1.4

843 191 6
                                    

Dia tengah sibuk dengan gitarnya, tidak memainkan hanya sedang membersihkan gitar yang sudah sangat lama dia simpan, dulu dia sangat suka memainkan gitar, tapi saat menginjak bangku sekolah menengah atas, dia jadi tak ada waktu, masa sekolahnya benar benar dia gunakan sebaik mungkin.

Debu halus yang menempel pada gitarnya sedikit dia tiup membuat dia jadi terbatuk karna menghirupnya.

Kamar dengan corak warna hitam dan coklat menandakan kalau sang pemilik tak terlalu banyak menyukai warna.

Dia Kinal, gadis berusia 18 tahun dengan segudang prestasinya.
Terlahir dari keluarga yang tak harmonis atau biasa disebut broken home, membuat Kinal tak alih menjadi anak yang nakal.

Kedua orang tuanya memang sudah lama berpisah, mereka memutuskan berpisah semenjak Kinal berusia 10 tahun. Kinal sudah cukup memahami untuk gadis seusianya saat itu. Dia tak pernah menyalahkan siapapun tentang perpisahan kedua orang tuanya. Dia tau pasti kedua orang tuanya punya alasan sendiri untuk ini.

Sudah 8 tahun dia berpisah dengan Ibunya, dia memilih tinggal bersama Ayahnya karna Ibunya tak lama berpisah dari Ayahnya sudah menikah lagi.

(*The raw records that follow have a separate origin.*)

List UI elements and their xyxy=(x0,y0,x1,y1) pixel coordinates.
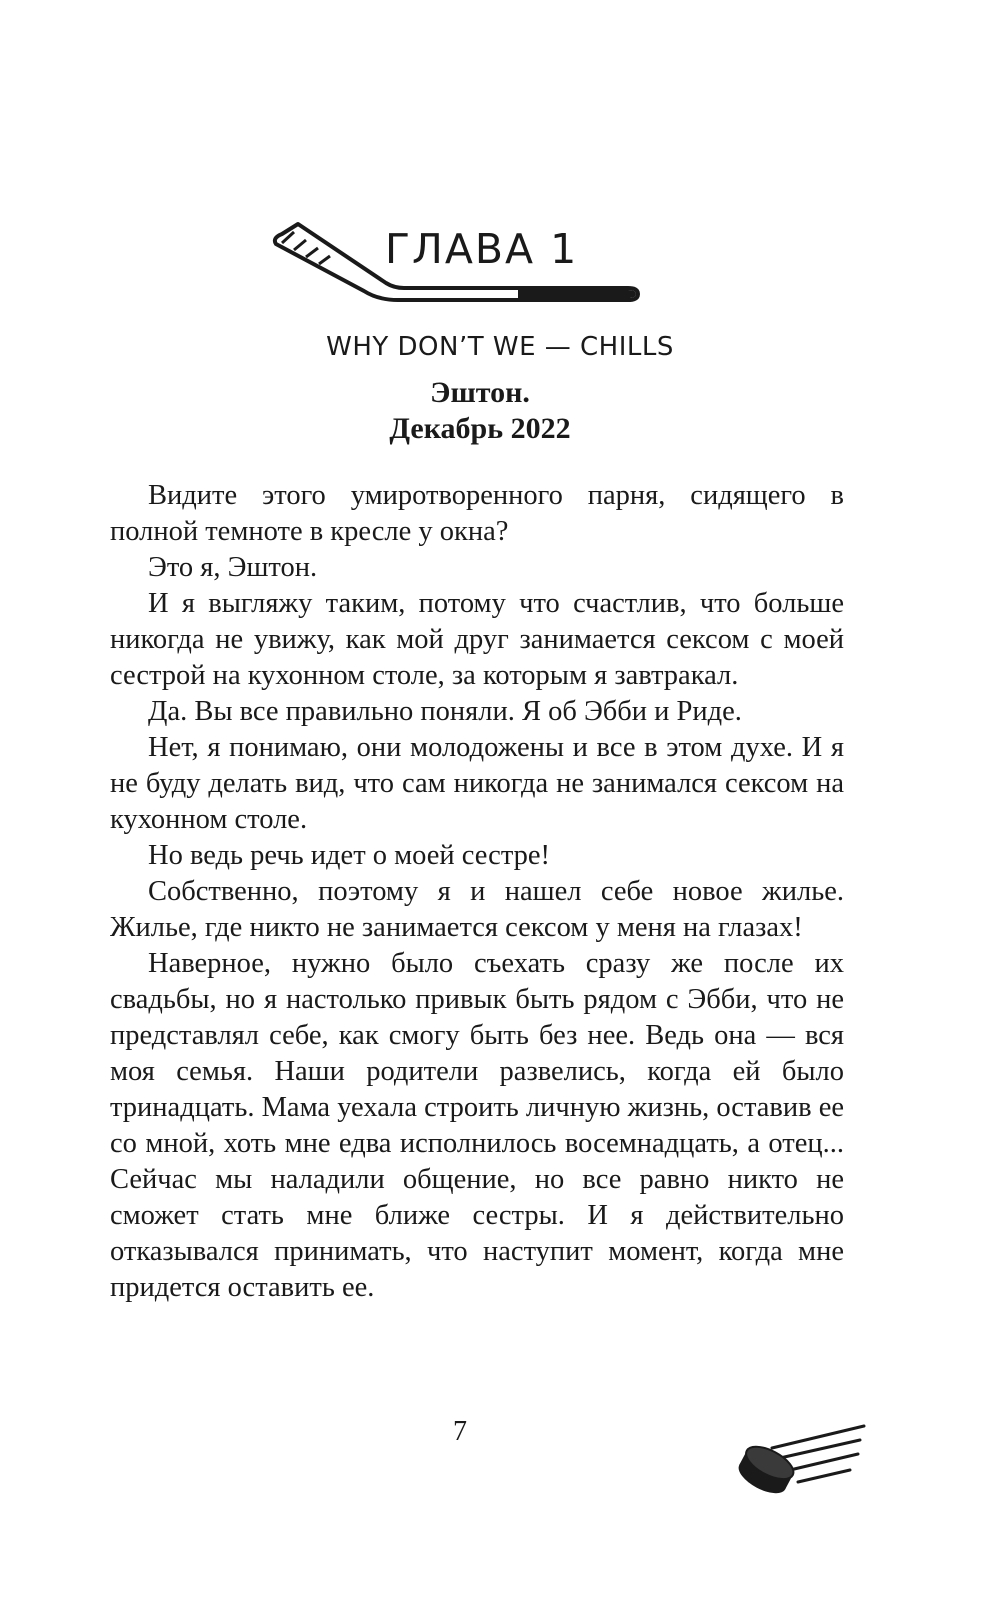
paragraph: Собственно, поэтому я и нашел себе новое жилье. Жилье, где никто не занимается сексом у меня на глазах! xyxy=(110,876,844,943)
paragraph: Видите этого умиротворенного парня, сидящего в полной темноте в кресле у окна? xyxy=(110,480,844,547)
paragraph: Но ведь речь идет о моей сестре! xyxy=(148,840,551,871)
paragraph: И я выгляжу таким, потому что счастлив, что больше никогда не увижу, как мой друг занимается сексом с моей сестрой на кухонном столе, за которым я завтракал. xyxy=(110,588,844,691)
chapter-title: ГЛАВА 1 xyxy=(385,225,579,273)
paragraph: Наверное, нужно было съехать сразу же после их свадьбы, но я настолько привык быть рядом с Эбби, что не представлял себе, как смогу быть без нее. Ведь она — вся моя семья. Наши родители развелись, когда ей было тринадцать. Мама уехала строить личную жизнь, оставив ее со мной, хоть мне едва исполнилось восемнадцать, а отец... Сейчас мы наладили общение, но все равно никто не сможет стать мне ближе сестры. И я действительно отказывался принимать, что наступит момент, когда мне придется оставить ее. xyxy=(110,948,844,1303)
paragraph: Да. Вы все правильно поняли. Я об Эбби и Риде. xyxy=(148,696,742,727)
chapter-song: WHY DON’T WE — CHILLS xyxy=(326,332,674,362)
paragraph: Это я, Эштон. xyxy=(148,552,318,583)
chapter-date: Декабрь 2022 xyxy=(389,412,571,445)
page-number: 7 xyxy=(453,1416,467,1447)
paragraph: Нет, я понимаю, они молодожены и все в этом духе. И я не буду делать вид, что сам никогда не занимался сексом на кухонном столе. xyxy=(110,732,844,835)
hockey-puck-icon xyxy=(732,1420,872,1500)
chapter-body xyxy=(110,478,844,1306)
chapter-narrator: Эштон. xyxy=(430,376,530,409)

Dulu, Kinal sangat kecewa dengan Ibunya, bahkan sempat berfikir kalau perpisahan itu terjadi karna Ibunya yang tak lagi mencintai Ayahnya. Tapi semua pikiran itu Kinal buang jauh jauh, saat dia tahu hubungan Ayah dan Ibunya masih terjalin dengan baik walau dengan hidupnya masing-masing.


Gadis berdarah Sunda-Sumatra itu terlihat menggeleng, tersenyum miris, tangannya masih setia membersihkan gitarnya, ntah kenapa rasanya, sore ini dia sangat merindukan suasana keluarga yang utuh dan harmonis. Hembusan nafasnya berhasil keluar bersamaan dengan knop pintu yang diputar oleh Ayahnya.

Ayahnya masuk kedalam kamarnya, ikut duduk disamping Kinal.

Kinal tersenyum untuk menyapa Ayahnya yang sudah memberikan sentuhan lembut pada kepalanya.

"Tumben jam segini udah dirumah? Kemana Nina?" Ucap laki-laki bertubuh gembal dengan rambut kepala tak terlalu lebat.

"Dia lagi marah"

Ayahnya mengerutkan dahinya, Nina itu sahabat baik Kinal sejak kecil, tempat tinggal mereka pun hanya beda beberapa rumah saja.

"Berantem? Kenapa?"

Kinal menggeleng, suara tawanya sedikit terdengar, dia mengingat saat dia mengerjai Nina disekolah tadi, yang membuat Nina jadi mengejarnya.

"Aku hanya sedikit menggodanya, tapi dia malah marah."

"Memang kamu apakan dia?"

"Hanya menaruh kodok mainan ditas nya." Ucap Kinal mengakui ke usilannya.

Ayahnya jadi ikut tertawa melihat Kinal yang tertawa.

"Dia sangat lucu, badan saja besar tapi dia takut dengan kodok yang sekecil itu."

Kinal masih tertawa, dia masih sangat mengingat mimik wajah sahabatnya itu.

"Haha kasian dia, besok disekolah harus minta maaf ya?"

"Iya Pah, siap."

"Yasudah kalau gitu Papah turun kebawah lagi, Papah gak tanggung jawab kalau tiba-tiba Om Teguh telpon gara-gara Nina marah ya."
Sebelum pergi dari kamar Kinal, Ayahnya memberikan sentuhan sayang lagi pada anak semata wayangnya itu, Kinal hanya tersenyum.

Kinal terlahir dengan penuh kasih sayang, walau keluarganya tidak utuh tapi Ayahnya selalu memperhatikan Kinal. Dia tumbuh menjadi gadis cerdas, mudah bergaul dan sopan.